Via memandang pantulan dirinya dengan bosan cermin di depannya. Sungguh, mood-nya terjun ke jurang atas teror pria aneh itu. Apa kesalahannya di masa lalu sehingga berurusan dengan si Mas ojek yang membuatnya takut dan jengkel secara bersamaan. Selama ini, hidupnya selalu damai dan tenang, tak ada yang menganggunya selain kesendirian. Dia beraktifitas seperti biasa, pagi berangkat mengajar, sore pulang ke rumah dan ke toko buku setiap akhir pekan. Hanya itu, hidup yang aman dan damai.
Via meraih jilbab panjang sederhana dan gamis pudar bewarna ungu, dia tak memoles wajah sedikit pun, tujuannya supaya laki-laki itu tak lagi mengaguminya dan menjauh darinya. Via akan melakukan segala cara agar pria itu berhenti mengejarnya.
*****
Via hanya tersenyum kecut melihat pria di depannya. Ternyata laki-laki itu sudah lebih dulu sampai di toko buku langganannya. Entah dari mana pria itu tahu tentang toko yang selalu dikunjungi Via tersebut, padahal dia tak pernah diantar oleh si Mas tukang ojek itu ke sini. Selain licik dan penuh manipulatif, dia juga hebat dan memiliki bakat sebagai penguntit.

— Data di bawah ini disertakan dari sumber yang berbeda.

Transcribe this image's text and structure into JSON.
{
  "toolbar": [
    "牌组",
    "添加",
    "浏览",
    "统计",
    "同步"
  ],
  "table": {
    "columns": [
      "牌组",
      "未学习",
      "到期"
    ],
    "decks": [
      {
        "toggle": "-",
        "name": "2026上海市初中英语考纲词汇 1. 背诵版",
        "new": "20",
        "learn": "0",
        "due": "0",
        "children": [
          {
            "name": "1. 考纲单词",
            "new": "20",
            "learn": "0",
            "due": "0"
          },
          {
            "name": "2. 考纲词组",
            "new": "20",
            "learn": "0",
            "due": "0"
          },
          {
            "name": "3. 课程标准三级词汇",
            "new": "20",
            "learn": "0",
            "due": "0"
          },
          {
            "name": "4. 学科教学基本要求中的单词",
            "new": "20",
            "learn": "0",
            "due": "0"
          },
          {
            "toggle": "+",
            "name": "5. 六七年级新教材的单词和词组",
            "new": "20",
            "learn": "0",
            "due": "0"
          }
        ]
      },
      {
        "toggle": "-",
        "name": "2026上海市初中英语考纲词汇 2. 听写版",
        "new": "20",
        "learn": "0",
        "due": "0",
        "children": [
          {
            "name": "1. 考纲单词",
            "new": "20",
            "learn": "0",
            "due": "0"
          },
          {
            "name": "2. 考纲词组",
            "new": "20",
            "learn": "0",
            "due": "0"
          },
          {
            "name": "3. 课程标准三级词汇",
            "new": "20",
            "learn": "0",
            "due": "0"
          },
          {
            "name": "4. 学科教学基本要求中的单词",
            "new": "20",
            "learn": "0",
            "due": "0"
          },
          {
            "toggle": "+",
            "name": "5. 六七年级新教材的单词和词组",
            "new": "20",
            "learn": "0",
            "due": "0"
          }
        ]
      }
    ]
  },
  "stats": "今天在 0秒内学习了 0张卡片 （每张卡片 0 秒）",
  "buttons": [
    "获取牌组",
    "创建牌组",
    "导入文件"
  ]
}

Ada yang berbeda, kali ini dia tak terlihat seperti tukang ojek. Dia memakai kaos hitam yang melekat sempurna di tubuhnya, sekilas lihat kaos itu terlihat biasa, tapi jika diteliti lebih dekat, Via tahu persis bahwa kaos itu adalah kaos mahal yang tak bisa dimiliki semua orang karena harganya yang bisa mencapai belasan juta.
Kaos hitam itu dipadukan dengan celana jins bermerek dan sepatu sport bermerek juga. Via jadi heran, apa penghasilan sebagai tukang ojek sebanyak itu sehingga bisa membeli kaos sejenis Armani?
"Duduklah! Aku sudah menunggumu selama satu jam." Raihan menyediakan kursi di depannya untuk Via. Toko ini memiliki fasilitas yang tak dimiliki toko buku lain. Ada taman membaca yang terlihat keren yang cukup luas dan cocok dijadikan tempat mengobrol dan membaca sampel buku yang akan dibeli.
Via hanya menurut. Tak berniat menanggapi laki-laki di depannya. Yang dia pikirkan bagaimana waktu berlalu dengan cepat dan dia segera pulang ke asramanya di pondok pesantren.
Raihan tersenyum sekilas.
"Ada yang ingin kau tanyakan padaku?"
"Tidak." Via menunjukkan kebosanannya." Langsung saja, apa maunya, Mas? saya tak punya banyak waktu." Via melirik jam tangan yang ada di pergelangan tangannya.
"Menikahlah denganku, Via. Aku serius mengucapkannya."
"Mas," tegur Via dengan wajah jenuhnya." Carilah wanita lain yang akan Mas ajak menikah, bukan saya. Kita ini tidak saling mengenal secara khusus, tak ada hubungan apa pun yang bisa kita jadikan landasan untuk menikah. Saya punya pilihan sendiri, Mas."
"Aku melihatmu tak memiliki kekasih. Aku akan bertanggung jawab penuh pada dirimu, kau tak perlu lagi bersusah payah mengajar di pondok pesantren. Cukup di rumah saja menjadi istriku." Raihan tak menyerah.
"Mas," tegur Via mulai emosi. " Saya tidak bisa. Mas tau pasti bahwa saya sudah menolak dari awal. Fahami saya, Mas! Pernikahan itu bukan drama atau sinetron."
"Laki-laki seperti apa yang kau inginkan, Via? Kalau kau ingin mulai saat ini aku belajar agama, memakai baju koko dan peci, maka aku akan menurutimu, yang penting kita menikah." Suara Raihan memelas.
"Mas, ini bukan permasalahan apa maunya saya, masalah hijrah, hijrah-lah karena keinginan hati Mas, jangan sangkut pautkan dengan saya, Mas!"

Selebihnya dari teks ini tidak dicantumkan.